Crawl space | The Coast Halifax

Crawl space

Mike Fleury makes a donation.

Like drinking? Like matching t-shirts? You do? Well then, brace yourself for Friday night, when Halifax will attempt to enter the Guiness Book of World Records for hosting the world’s largest pub crawl. If successful, we shall rip the honour away from Maryborough, Australia, which has been acting too damn smug lately, anyway.

If you don’t have a ticket to said pub crawl—and don’t bother looking; tickets are quite sold out—prepare to drunkenly party with 3,200 of your nearest, dearest Haligonian friends. Actually, if you don’t have a ticket, it might be best to hide under your bed and wait for the insanity to pass.

Also, an update to the ticket-holding public, regarding the fate of your $20 admission price: when the pub crawl was first announced, organizers said that significant proceeds from ticket sales would donated to Mothers Against Drunk Driving—but MADD makes it a point not to accept any donations from the liquor industry, or from liquor-focused events.

Like, for example, the world’s largest pub crawl.

So, after your shirt, cover, crawl schedule and Guinness World Records Certificate are paid for, who gets the money?

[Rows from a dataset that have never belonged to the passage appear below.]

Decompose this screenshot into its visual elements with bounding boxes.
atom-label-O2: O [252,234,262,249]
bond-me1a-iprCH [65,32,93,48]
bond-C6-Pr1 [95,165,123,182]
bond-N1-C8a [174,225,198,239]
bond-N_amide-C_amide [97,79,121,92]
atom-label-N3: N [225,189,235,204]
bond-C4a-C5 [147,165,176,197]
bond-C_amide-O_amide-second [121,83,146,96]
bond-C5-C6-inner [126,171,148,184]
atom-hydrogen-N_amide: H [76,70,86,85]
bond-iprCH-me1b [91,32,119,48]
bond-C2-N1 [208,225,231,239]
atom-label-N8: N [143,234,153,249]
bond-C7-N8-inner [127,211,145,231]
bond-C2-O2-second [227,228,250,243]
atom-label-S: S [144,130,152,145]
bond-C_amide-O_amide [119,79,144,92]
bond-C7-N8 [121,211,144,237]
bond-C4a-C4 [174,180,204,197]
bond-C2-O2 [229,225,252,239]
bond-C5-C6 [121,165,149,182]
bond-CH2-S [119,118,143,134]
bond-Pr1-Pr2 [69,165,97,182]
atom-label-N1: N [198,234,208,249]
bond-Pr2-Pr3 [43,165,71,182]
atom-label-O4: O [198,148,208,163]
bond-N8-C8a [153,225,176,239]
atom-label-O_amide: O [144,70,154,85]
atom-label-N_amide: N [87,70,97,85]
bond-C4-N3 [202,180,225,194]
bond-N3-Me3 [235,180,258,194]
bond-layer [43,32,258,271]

“Right now, it has yet to be determined,” says crawl organizer Jonathan DeYoung. “But, we have had a number of different charities step up and say that they would accept the cash.”

DeYoung says that his business, High Impact Promotions, will select a charity sometime in the weeks following the crawl. He’s also looking for an alternative benefactor that would in some way relate to the pub crawl theme, similar to MADD. For example?

“We’ve looked at the Canadian Liver Foundation,” he says.

The more you know

A hearty Coast welcome to incoming Freedom of Information review officer Dulcie McCallum. McCallum started in her new position on Monday.

Not gonna lie, we’re big fans of Freedom of Information here. In the past, we’ve championed former FOI review officer Darce Fardy. Fardy has since gone on to found the Right to Know Coalition of Nova Scotia, a group dedicated to the ideal that governments should be transparent and held accountable for their actions. As we said, big fans.

But as much as we care about FOI, many people still don’t understand exactly what it is, or how to make use of the FOI review office. McCallum considers raising public awareness a big part of her new job.

“We’re going to try to put together an outreach program at a community-based level—not just so that we can generate more reviews for our office, but so that more people know how to use us to access their government,” she says. “When I first got the position…everyone was very proud of me, but they weren’t always exactly sure what it is that I’ll be doing.”

In 2002, John Hamm’s PC government raised the access to information fees from $5 to $25. Critics say the fee increase wasn’t properly justified, and that it represents a symbolic eff-you to transparency. McCallum plans to review the situation.

“Anything that promotes the interest of the public would be how I come at it,” she explains. Generally, she believes the province is moving in the right direction. “I think it’s crystallizing, what should properly be kept private by government and what should be made readily available to people.”